Since my design job is remote, it’s nice to have the human interaction that comes with having a private nail studio — people open up more than they might at a walk-in salon.
On loving #WFH life. I’ve heard people say they feel isolated when they work remote. I do miss going to lunch with coworkers or the kind of offhand connections, but I don’t want to work in an office again. In my own space, I feel relaxed and know where and when I feel most productive.
It also helps that I don’t live alone and my partner is here, who works from home sometimes, so we can get coffee or go on a walk together.
I also love to be around Hank, my dog. He won’t be around forever, so it’s nice to know that instead of being at an office while he’s home alone, I get to have him sitting next to me all day. He makes me happy.
On staying on top of all the things.
Typically, I use the daily task element of TeuxDeux to keep track of everything I need to do in my design job. If I don’t finish, it just rolls over to the next day. I also use TeuxDeux to keep track of my shopping list for nail supplies or the things I want to buy eventually but don’t have the money for right now.
I also keep a backlog of tasks I want to get done for my personal life but aren’t urgent, like getting a Real ID driver’s license or getting a washer/dryer for the apartment.

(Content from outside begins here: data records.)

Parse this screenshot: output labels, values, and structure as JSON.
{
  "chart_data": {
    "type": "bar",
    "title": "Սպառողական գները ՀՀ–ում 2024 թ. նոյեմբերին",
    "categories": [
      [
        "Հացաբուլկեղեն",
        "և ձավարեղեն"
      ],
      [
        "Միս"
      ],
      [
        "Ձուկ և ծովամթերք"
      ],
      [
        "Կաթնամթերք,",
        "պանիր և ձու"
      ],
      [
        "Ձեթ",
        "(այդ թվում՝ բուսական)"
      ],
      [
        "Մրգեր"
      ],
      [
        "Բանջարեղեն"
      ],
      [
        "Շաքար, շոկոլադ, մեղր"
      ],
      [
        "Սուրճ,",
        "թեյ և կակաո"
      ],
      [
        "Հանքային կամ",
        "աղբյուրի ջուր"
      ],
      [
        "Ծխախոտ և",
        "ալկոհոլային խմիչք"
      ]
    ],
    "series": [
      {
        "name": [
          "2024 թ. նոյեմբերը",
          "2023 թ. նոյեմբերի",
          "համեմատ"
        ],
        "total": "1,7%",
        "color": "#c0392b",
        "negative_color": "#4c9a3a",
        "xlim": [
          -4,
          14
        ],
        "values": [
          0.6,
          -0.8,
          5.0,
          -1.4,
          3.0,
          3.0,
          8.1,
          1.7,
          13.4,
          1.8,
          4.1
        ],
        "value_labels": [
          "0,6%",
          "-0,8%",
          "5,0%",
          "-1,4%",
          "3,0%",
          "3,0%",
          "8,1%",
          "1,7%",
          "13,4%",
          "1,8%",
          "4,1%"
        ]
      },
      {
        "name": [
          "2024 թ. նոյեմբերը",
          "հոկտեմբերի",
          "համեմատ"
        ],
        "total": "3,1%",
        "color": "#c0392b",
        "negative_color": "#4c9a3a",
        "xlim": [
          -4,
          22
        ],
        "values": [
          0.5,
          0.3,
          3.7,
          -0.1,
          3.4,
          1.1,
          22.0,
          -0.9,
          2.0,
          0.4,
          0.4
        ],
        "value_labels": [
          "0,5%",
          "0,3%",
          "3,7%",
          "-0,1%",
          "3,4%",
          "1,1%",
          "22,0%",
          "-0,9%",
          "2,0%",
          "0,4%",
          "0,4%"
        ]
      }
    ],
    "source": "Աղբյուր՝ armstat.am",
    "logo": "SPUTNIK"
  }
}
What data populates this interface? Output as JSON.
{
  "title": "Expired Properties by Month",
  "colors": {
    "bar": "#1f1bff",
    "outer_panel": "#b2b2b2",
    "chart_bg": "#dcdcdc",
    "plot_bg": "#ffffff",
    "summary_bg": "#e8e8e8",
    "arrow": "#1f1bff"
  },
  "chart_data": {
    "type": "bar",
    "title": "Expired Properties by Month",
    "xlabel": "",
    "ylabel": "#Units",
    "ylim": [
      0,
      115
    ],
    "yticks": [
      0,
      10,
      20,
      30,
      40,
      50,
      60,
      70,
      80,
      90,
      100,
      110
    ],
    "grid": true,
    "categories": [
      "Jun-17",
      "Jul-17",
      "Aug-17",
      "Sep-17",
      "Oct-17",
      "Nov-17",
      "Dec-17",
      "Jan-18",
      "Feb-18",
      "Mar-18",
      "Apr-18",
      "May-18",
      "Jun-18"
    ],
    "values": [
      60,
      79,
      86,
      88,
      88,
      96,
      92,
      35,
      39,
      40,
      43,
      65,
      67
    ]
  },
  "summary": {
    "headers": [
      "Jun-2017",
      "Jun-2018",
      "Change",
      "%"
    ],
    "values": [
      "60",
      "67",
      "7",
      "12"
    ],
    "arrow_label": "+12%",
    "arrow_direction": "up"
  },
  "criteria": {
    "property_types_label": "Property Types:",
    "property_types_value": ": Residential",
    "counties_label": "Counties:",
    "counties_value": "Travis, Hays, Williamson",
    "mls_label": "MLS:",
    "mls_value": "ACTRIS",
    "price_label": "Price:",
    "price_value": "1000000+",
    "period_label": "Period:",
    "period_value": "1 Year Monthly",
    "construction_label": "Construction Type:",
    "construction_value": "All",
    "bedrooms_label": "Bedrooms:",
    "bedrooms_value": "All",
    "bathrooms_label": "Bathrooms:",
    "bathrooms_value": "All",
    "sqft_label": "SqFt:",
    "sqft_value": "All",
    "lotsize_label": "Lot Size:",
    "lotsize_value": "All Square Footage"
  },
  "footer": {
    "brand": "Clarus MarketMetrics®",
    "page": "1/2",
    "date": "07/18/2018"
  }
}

I have a separate list of things to do around the house like sewing curtains and making pillows and fixing our tub drain.

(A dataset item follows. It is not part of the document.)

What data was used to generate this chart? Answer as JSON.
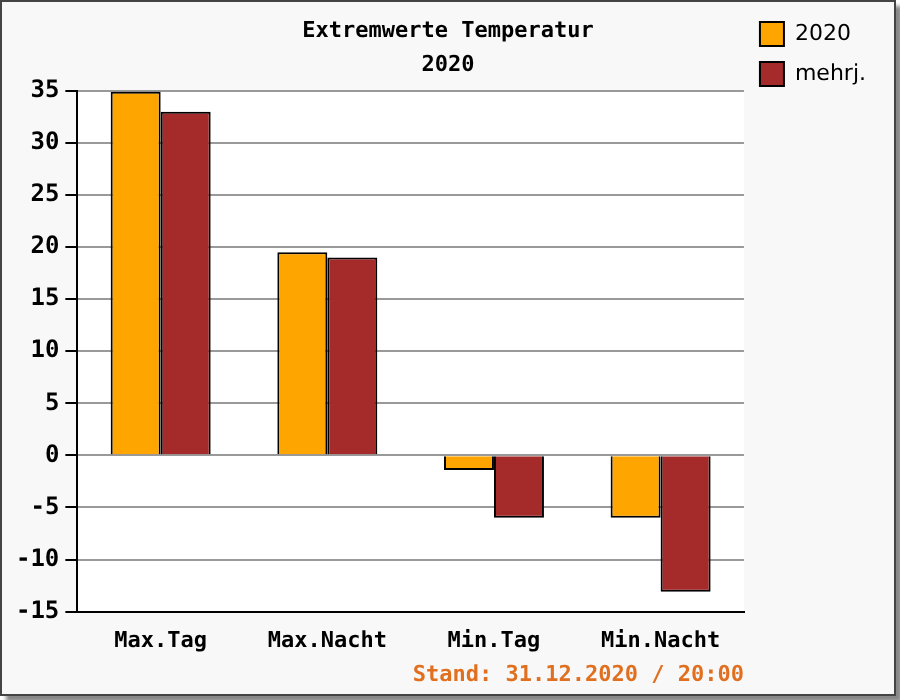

I’ll keep a list of higher level life goals as well — things like payoff debt and save an emergency fund. I also keep a list of gifts to get my boyfriend someday because I saw that he has that list for me on his TeuxDeux and I copied him. It’s nice to have a place to keep track of random things he says he wants in passing so when the time comes around, I know exactly what to get him.
I’m a list-making type of person, but not hand-written lists. I’m on my phone or computer most of the day so it makes more sense for me to have it there so I can get it any context instead of carrying a journal around or anything.

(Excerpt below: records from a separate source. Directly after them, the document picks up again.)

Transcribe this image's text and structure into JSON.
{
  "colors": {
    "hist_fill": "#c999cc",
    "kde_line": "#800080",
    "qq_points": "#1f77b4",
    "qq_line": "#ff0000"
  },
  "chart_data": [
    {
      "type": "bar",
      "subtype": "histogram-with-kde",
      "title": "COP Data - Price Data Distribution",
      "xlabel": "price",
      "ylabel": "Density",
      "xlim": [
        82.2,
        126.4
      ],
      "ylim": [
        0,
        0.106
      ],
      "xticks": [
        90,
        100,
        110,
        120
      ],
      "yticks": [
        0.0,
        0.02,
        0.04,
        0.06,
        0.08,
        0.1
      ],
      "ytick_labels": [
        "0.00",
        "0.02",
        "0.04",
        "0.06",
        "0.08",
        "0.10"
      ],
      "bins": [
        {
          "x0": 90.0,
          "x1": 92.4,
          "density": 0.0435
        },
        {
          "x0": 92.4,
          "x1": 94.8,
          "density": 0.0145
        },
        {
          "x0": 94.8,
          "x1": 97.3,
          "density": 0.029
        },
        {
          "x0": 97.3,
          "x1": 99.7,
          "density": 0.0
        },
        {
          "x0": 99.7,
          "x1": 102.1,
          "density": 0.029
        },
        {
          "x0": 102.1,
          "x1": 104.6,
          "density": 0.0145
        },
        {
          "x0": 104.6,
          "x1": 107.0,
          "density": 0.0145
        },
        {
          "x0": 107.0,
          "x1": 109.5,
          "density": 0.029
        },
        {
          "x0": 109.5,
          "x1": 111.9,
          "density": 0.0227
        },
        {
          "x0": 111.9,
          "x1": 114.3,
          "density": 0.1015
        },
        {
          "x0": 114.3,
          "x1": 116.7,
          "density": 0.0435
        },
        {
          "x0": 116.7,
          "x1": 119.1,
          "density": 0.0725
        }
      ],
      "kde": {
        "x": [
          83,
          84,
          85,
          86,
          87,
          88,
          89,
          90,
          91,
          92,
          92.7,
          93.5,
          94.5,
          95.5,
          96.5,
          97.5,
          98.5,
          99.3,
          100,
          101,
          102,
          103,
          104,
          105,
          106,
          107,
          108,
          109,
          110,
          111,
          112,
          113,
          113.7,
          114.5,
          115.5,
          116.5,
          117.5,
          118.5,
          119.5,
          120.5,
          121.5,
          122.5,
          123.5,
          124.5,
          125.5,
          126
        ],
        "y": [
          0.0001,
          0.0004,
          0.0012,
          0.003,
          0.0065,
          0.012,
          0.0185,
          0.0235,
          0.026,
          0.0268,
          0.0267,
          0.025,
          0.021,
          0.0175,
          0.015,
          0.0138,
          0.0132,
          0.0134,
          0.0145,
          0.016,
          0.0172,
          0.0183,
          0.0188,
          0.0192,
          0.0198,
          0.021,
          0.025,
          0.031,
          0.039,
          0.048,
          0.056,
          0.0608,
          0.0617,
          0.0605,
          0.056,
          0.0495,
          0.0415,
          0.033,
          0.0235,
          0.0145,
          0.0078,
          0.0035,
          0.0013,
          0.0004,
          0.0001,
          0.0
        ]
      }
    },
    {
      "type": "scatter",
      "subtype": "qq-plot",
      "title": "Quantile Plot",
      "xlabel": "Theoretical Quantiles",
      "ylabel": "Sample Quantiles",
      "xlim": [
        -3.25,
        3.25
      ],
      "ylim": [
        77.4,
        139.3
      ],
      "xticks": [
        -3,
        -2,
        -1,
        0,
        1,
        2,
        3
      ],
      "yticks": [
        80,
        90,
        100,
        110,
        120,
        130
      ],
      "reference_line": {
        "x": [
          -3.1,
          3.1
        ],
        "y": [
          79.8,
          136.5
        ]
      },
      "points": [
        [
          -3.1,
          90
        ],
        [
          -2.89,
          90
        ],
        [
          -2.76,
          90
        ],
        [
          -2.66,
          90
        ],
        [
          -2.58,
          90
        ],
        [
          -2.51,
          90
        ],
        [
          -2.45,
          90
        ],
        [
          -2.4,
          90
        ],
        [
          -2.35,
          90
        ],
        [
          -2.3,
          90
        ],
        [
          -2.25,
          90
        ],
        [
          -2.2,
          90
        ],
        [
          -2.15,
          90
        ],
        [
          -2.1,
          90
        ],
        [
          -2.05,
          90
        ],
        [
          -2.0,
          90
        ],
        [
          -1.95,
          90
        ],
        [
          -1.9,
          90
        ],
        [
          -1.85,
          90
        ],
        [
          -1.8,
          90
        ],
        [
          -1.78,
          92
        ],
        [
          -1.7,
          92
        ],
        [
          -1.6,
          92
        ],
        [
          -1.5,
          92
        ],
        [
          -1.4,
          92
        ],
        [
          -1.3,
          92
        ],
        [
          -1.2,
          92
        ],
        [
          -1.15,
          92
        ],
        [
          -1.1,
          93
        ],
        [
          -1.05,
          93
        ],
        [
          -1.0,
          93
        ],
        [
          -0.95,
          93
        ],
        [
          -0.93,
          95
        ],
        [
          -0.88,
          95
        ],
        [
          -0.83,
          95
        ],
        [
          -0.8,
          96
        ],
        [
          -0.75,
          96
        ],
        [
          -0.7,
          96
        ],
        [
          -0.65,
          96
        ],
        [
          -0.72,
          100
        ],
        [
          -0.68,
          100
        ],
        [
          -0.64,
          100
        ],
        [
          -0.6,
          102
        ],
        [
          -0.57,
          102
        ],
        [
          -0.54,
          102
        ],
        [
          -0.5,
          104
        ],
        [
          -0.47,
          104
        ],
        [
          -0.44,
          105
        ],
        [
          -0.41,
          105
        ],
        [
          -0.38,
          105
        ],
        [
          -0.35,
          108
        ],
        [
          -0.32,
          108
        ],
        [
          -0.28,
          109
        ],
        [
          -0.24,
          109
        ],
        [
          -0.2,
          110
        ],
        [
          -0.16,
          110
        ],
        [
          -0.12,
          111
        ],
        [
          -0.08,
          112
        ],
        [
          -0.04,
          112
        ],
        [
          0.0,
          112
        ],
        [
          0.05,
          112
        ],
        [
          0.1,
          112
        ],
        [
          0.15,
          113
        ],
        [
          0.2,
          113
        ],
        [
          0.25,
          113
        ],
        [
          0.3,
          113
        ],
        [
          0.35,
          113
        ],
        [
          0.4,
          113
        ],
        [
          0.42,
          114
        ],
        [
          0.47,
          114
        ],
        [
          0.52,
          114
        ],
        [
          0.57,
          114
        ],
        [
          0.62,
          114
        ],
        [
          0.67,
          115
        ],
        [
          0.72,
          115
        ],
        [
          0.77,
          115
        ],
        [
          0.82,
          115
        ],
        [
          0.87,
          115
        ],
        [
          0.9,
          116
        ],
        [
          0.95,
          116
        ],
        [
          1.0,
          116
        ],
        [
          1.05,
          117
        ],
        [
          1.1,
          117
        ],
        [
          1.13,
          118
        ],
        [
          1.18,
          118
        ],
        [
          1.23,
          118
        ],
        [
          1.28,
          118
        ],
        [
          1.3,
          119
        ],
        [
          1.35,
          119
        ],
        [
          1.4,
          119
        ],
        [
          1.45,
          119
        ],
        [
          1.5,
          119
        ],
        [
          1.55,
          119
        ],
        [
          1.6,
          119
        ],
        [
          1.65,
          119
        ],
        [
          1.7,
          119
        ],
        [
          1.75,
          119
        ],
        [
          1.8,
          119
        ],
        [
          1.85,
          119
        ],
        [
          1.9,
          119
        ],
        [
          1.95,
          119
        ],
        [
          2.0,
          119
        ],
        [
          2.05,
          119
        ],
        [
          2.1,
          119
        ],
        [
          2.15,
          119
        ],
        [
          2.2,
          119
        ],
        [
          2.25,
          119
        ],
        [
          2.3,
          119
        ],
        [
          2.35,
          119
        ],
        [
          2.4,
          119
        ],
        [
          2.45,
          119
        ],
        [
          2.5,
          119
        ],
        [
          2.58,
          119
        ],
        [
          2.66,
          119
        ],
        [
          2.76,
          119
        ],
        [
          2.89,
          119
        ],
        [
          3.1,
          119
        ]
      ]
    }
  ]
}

To stay on top of things, I’ll use the Pomodoro Method sometimes. When I get more procrastinatey, it helps me out of that rut. But most of the methods are things I’ve just created that work for me, like using TeuxDeux and making a lot of weird spreadsheets on AirTable. I need the flexibility to create a system that works for the way I already think about things.
Using collaborative tools has been extremely helpful as a remote manager, like Figma. I can open a file at the same time as someone else and they can either see my cursor or watch me screencast on Zoom. I prefer Zoom video call catch-ups over emails or messaging chats cause then you’re actively having a conversation in real time instead of passively throwing something into the ether and hoping someone sees it.
Listen to Music Outside In The Daylight Under a Tree is a music event at this tiny art park in Highland Park put on by Leaving Records that covers all my bases for going to shows now that I’m old and tired: outdoors, has seating, ends early.
The Apple Pan is a Los Angeles staple that sells burgers, fries, and pies and looks like it hasn’t changed since it opened in 1947.
Walt’s Bar is my favorite neighborhood bar. They have pinball, ice cold beer (both the beverage and the game), and really good giant pretzels with beer cheese.
Giovanni’s Brooklyn Eats is my favorite food place to hit when I’m in NY. The penne alla vodka is BOMB.
Clem’s Bar is my favorite bar in Brooklyn. If Clem’s ever closes (please don’t!) it will be the last nail in the coffin that was Old Williamsburg.
Breezy’s BBQ in Rockaway Beach is run by two friends of mine and if you’re having a beach day at Rockaway you MUST try it.
To The World Farm, Brooklyn. Best produce. It’s my favorite place that I hope never closes. Truly a hidden gem.